En permettant de détruire des cibles à très longue distance et à une telle rapidité qu’il n’y a, pour le moment, aucun moyen de s’en défendre, les armes hypersoniques donneront à ceux qui en posséderont des capacités tactiques susceptibles d’avoir des effets stratégiques. Actuellement, la Russie, avec le « Zirkon », le système Avangard et le Kh-47M2 « Kinjal », semble faire la course en tête avec la Chine, qui développe le CH-AS-X-13 et le Wu-14.
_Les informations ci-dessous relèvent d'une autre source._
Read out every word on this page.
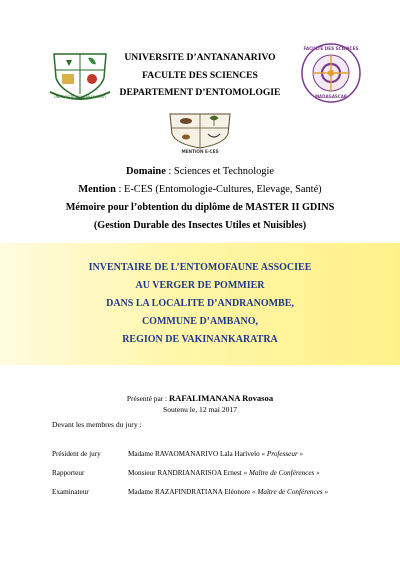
UNIVERSITE D'ANTANANARIVO
FACULTE DES SCIENCES
MADAGASCAR
UNIVERSITE D’ANTANANARIVO
FACULTE DES SCIENCES
DEPARTEMENT D’ENTOMOLOGIE
MENTION E-CES
Domaine : Sciences et Technologie
Mention : E-CES (Entomologie-Cultures, Elevage, Santé)
Mémoire pour l’obtention du diplôme de MASTER II GDINS
(Gestion Durable des Insectes Utiles et Nuisibles)
INVENTAIRE DE L’ENTOMOFAUNE ASSOCIEE
AU VERGER DE POMMIER
DANS LA LOCALITE D’ANDRANOMBE,
COMMUNE D’AMBANO,
REGION DE VAKINANKARATRA
Présenté par : RAFALIMANANA Rovasoa
Soutenu le, 12 mai 2017
Devant les membres du jury :
Président de jury	Madame RAVAOMANARIVO Lala Harivelo « Professeur »
Rapporteur	Monsieur RANDRIANARISOA Ernest « Maître de Conférences »
Examinateur	Madame RAZAFINDRATIANA Eléonore « Maître de Conférences »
Pourtant partis en tête avec leur programme Conventional Prompt Global Strike, lancé au début des années 2000, les États-Unis sont à la traîne, alors que l’on pensait qu’ils avaient pris une certaine avance avec le programme X-51. Mais plusieurs projets, soulignait récemment Air Force Magazine, ont été « interrompus pour des raisons budgétaires ou annulés en raison d’échecs, même si la technologie en était à ses balbutiements ».

Cependant, le Pentagone met les bouchées double, avec notamment les projets ARRW [Air Launched Rapid Response Weapon] pour l’US Air Force et LRHW [Long-Range Hypersonic Weapon] pour l’US Army. Et il a également lancé le très confidentiel programme « Valkyrie » qui, confié à Lockheed-Martin Missiles & Fire Control, de mettre au point des systèmes capables d’intercepter des armes hypersoniques [Valkyrie Interceptor Terminal Defence Hypersonic].
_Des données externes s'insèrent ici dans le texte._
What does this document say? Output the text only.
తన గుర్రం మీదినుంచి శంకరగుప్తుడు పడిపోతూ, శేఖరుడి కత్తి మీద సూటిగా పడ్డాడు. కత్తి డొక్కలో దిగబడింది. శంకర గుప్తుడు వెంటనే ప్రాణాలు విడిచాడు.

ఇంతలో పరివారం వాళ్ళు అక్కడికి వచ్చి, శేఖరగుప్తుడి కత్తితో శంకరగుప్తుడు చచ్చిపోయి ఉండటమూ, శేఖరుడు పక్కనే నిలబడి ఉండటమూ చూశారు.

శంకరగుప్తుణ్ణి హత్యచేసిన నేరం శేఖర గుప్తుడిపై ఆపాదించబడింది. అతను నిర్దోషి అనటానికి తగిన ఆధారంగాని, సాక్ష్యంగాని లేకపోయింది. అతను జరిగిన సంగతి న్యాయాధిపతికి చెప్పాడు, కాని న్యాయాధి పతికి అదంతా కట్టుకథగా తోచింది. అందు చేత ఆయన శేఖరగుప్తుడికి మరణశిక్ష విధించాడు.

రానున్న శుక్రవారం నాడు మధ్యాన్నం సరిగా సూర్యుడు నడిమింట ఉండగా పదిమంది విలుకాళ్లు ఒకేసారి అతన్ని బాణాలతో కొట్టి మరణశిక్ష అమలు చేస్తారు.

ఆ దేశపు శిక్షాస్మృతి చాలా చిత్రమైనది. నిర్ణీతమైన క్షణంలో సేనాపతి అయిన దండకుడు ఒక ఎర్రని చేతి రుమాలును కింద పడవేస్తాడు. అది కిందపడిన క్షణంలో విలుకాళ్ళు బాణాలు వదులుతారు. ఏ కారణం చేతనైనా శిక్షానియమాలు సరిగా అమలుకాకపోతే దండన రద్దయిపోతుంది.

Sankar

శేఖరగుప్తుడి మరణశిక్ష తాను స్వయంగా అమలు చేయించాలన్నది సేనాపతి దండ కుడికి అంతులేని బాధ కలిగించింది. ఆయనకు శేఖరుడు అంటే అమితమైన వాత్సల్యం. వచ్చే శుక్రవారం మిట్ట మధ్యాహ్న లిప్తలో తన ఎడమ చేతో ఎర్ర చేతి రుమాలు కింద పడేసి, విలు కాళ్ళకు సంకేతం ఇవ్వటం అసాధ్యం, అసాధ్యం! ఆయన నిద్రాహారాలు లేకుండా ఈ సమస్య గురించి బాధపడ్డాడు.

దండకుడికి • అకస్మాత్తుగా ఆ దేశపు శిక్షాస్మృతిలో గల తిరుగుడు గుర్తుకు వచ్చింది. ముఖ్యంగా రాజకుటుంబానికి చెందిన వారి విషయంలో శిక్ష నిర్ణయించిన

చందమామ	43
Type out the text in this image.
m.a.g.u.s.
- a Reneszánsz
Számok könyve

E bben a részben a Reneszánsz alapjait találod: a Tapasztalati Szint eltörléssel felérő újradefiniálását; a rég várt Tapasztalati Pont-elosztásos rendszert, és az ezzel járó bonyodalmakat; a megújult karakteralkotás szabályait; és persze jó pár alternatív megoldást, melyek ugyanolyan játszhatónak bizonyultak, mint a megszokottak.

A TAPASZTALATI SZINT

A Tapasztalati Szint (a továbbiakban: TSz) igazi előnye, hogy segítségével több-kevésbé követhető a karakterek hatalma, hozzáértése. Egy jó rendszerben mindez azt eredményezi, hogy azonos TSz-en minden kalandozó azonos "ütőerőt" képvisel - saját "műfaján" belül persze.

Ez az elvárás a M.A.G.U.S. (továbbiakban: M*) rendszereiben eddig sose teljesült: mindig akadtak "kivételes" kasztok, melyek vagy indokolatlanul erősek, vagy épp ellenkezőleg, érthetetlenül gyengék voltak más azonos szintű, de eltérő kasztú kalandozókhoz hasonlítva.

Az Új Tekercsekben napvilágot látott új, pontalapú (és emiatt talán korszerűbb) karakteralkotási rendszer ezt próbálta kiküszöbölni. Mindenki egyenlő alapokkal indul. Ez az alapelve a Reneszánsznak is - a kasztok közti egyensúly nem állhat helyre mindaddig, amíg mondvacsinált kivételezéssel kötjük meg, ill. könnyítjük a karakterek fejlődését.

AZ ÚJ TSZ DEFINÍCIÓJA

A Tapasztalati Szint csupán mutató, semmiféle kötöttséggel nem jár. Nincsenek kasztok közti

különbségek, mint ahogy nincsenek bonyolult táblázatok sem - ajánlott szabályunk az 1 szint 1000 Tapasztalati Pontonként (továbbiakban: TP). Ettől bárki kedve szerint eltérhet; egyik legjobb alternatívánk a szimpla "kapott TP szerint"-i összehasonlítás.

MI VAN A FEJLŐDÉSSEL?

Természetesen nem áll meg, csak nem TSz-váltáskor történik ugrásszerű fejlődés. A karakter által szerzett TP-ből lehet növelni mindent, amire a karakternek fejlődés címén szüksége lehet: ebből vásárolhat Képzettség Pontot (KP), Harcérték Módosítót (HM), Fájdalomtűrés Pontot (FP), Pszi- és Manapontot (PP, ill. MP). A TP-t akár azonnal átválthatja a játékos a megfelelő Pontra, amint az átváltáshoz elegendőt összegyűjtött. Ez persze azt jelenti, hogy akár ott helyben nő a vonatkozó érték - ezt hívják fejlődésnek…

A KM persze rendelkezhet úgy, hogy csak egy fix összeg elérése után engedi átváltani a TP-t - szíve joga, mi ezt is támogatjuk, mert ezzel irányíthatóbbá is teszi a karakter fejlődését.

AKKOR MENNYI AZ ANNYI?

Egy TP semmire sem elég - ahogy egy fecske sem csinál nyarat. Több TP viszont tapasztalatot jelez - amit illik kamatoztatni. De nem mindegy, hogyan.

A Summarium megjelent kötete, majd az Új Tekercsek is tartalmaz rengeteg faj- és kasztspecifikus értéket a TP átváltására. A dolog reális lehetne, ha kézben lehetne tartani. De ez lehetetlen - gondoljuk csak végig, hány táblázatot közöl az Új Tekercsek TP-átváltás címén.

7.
La France n’est pas en reste. Déjà, s’agissant de la dissuasion nucléaire, l’ASN4G, appelé à succéder au missile ASMP-A, sera « hypervéloce », c’est à dire hypersonique. Puis, en janvier, la ministre des Armées, Florence Parly, a créé la surprise en annonçant le premier vol d’un démonstrateur de planeur hypersonique français en 2021.

Développé dans le cadre d’un contrat notifié à ArianeGroup par la Direction générale de l’armement, ce planeur, appelé VMAX, devrait atteindre une vitesse supérieure à Mach 5, après avoir été libéré par une fusée. Sa conception se basera sur les travaux menés par l’Office national d’études et de recherches aérospatiales [ONERA].
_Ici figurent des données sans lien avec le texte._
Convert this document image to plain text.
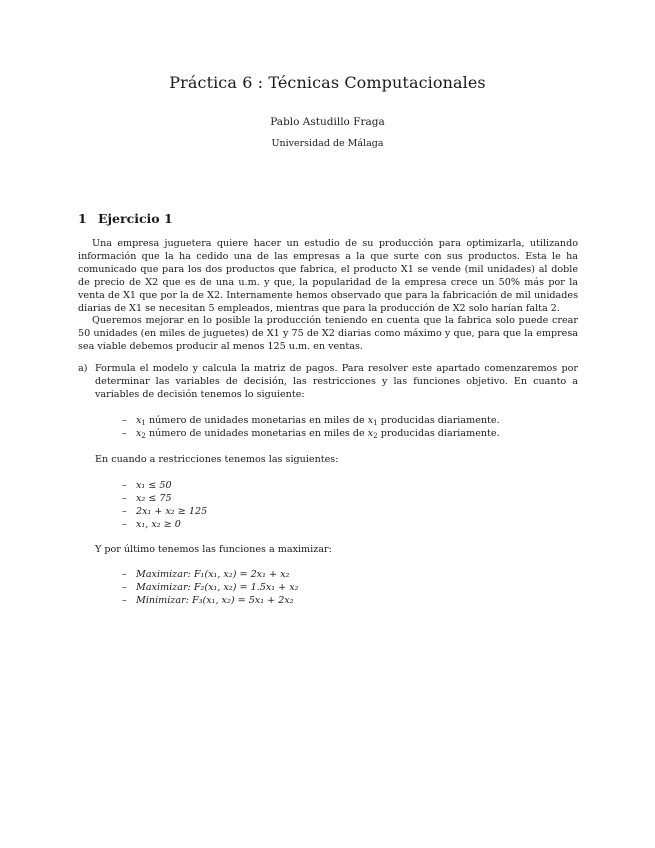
Práctica 6 : Técnicas Computacionales
Pablo Astudillo Fraga
Universidad de Málaga
1 Ejercicio 1

Una empresa juguetera quiere hacer un estudio de su producción para optimizarla, utilizando información que la ha cedido una de las empresas a la que surte con sus productos. Esta le ha comunicado que para los dos productos que fabrica, el producto X1 se vende (mil unidades) al doble de precio de X2 que es de una u.m. y que, la popularidad de la empresa crece un 50% más por la venta de X1 que por la de X2. Internamente hemos observado que para la fabricación de mil unidades diarias de X1 se necesitan 5 empleados, mientras que para la producción de X2 solo harían falta 2.

Queremos mejorar en lo posible la producción teniendo en cuenta que la fabrica solo puede crear 50 unidades (en miles de juguetes) de X1 y 75 de X2 diarias como máximo y que, para que la empresa sea viable debemos producir al menos 125 u.m. en ventas.

a) Formula el modelo y calcula la matriz de pagos. Para resolver este apartado comenzaremos por determinar las variables de decisión, las restricciones y las funciones objetivo. En cuanto a variables de decisión tenemos lo siguiente:
– $x_1$ número de unidades monetarias en miles de $x_1$ producidas diariamente.
– $x_2$ número de unidades monetarias en miles de $x_2$ producidas diariamente.
En cuando a restricciones tenemos las siguientes:
– x₁ ≤ 50
– x₂ ≤ 75
– 2x₁ + x₂ ≥ 125
– x₁, x₂ ≥ 0
Y por último tenemos las funciones a maximizar:
– Maximizar: F₁(x₁, x₂) = 2x₁ + x₂
– Maximizar: F₂(x₁, x₂) = 1.5x₁ + x₂
– Minimizar: F₃(x₁, x₂) = 5x₁ + 2x₂
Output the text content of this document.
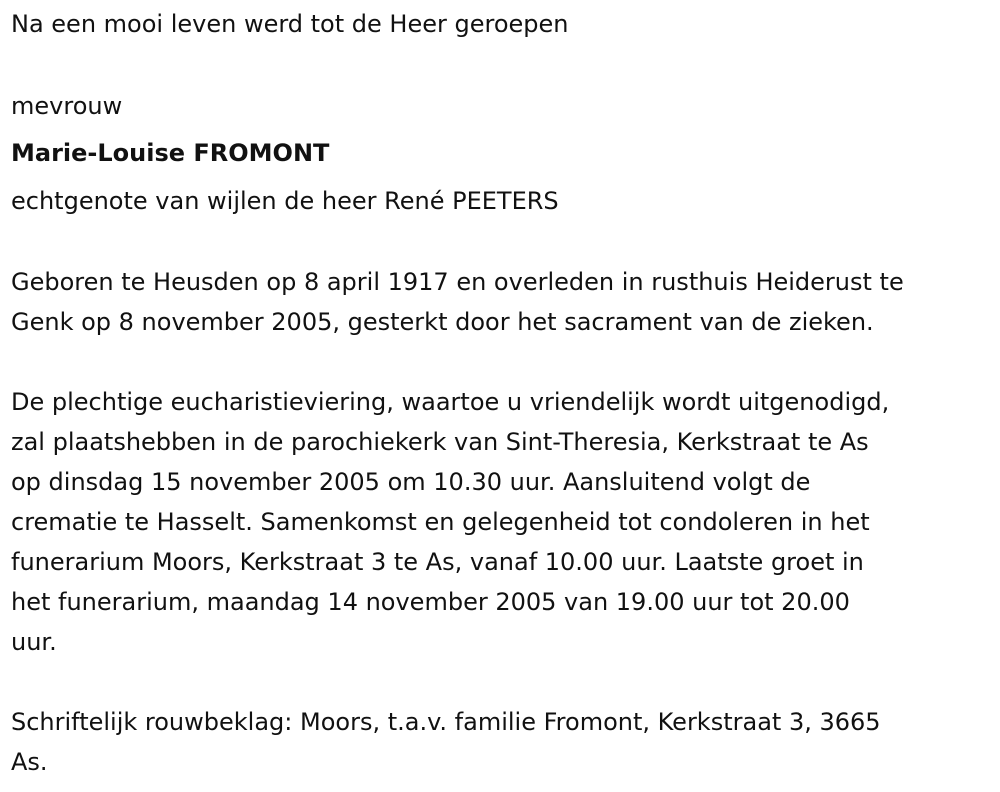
Na een mooi leven werd tot de Heer geroepen
mevrouw
Marie-Louise FROMONT
echtgenote van wijlen de heer René PEETERS
Geboren te Heusden op 8 april 1917 en overleden in rusthuis Heiderust te
Genk op 8 november 2005, gesterkt door het sacrament van de zieken.
De plechtige eucharistieviering, waartoe u vriendelijk wordt uitgenodigd,
zal plaatshebben in de parochiekerk van Sint-Theresia, Kerkstraat te As
op dinsdag 15 november 2005 om 10.30 uur. Aansluitend volgt de
crematie te Hasselt. Samenkomst en gelegenheid tot condoleren in het
funerarium Moors, Kerkstraat 3 te As, vanaf 10.00 uur. Laatste groet in
het funerarium, maandag 14 november 2005 van 19.00 uur tot 20.00
uur.
Schriftelijk rouwbeklag: Moors, t.a.v. familie Fromont, Kerkstraat 3, 3665
As.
Depuis, peu d’informations relatives au V-MAX ont filtré. Et la dernière vague d’auditions parlementaires réalisées avant la pause estivale n’ont pas permis d’en savoir davantage. Le Délégué général pour l’armement [DGA], Joël Barre, l’a évoqué du bout des lèvres [pour rappeler que le programme était en cours, sans plus] et les généraux Philippe Lavigne et Bruno Maigret, respectivement chef d’état-major de l’armée de l’Air et commandant des Forces aériennes stratégiques, ont expliqué qu’il fallait « étudier cette technologie de rupture comme il convient de les étudier toutes, c’est-à-dire sous trois angles : comment fonctionnent-elles, comment les utiliser, et comment s’en défendre. »

Cela étant, la France a l’ambition d’aller au-delà de la simple étude des technologies liées aux armes hypersoniques. C’est, en tout cas, ce que suggère la « feuille de route » publiée par l’ONERA au début de ce mois. En effet, il y est écrit que le centre de recherches va mener des travaux en vue de mettre au point une « aéronef de combat hypersonique » qui doit « s’entendre au sens large d’aéronef militaire et peut s’étendre à toute mission d’intérêt militaire. »

« De façon très générale l’atteinte de vitesses élevées a toujours été recherchée pour les vecteurs, qu’il s’agisse d’aéronefs ou de missiles. Une rupture susceptible de conférer un avantage certain est l’avènement d’armements hypersoniques, c’est-à-dire capables d’évoluer à des vitesses supérieures ou égales à Mach 5. Les moyens hypersoniques disposent de caractéristiques spécifiques car leur vitesse, associée à des capacités de manœuvre, rend inopérantes les capacités d’interception actuelles ou programmées. Ces moyens autorisent des frappes à des portées largement supérieures aux rayons d’actions des systèmes actuels à l’exception bien entendu des missiles balistiques. Ils permettent en outre de faire peser à tout moment et à toute distance une menace de frappe conventionnelle avec un préavis très court », commence par rappeler l’ONERA.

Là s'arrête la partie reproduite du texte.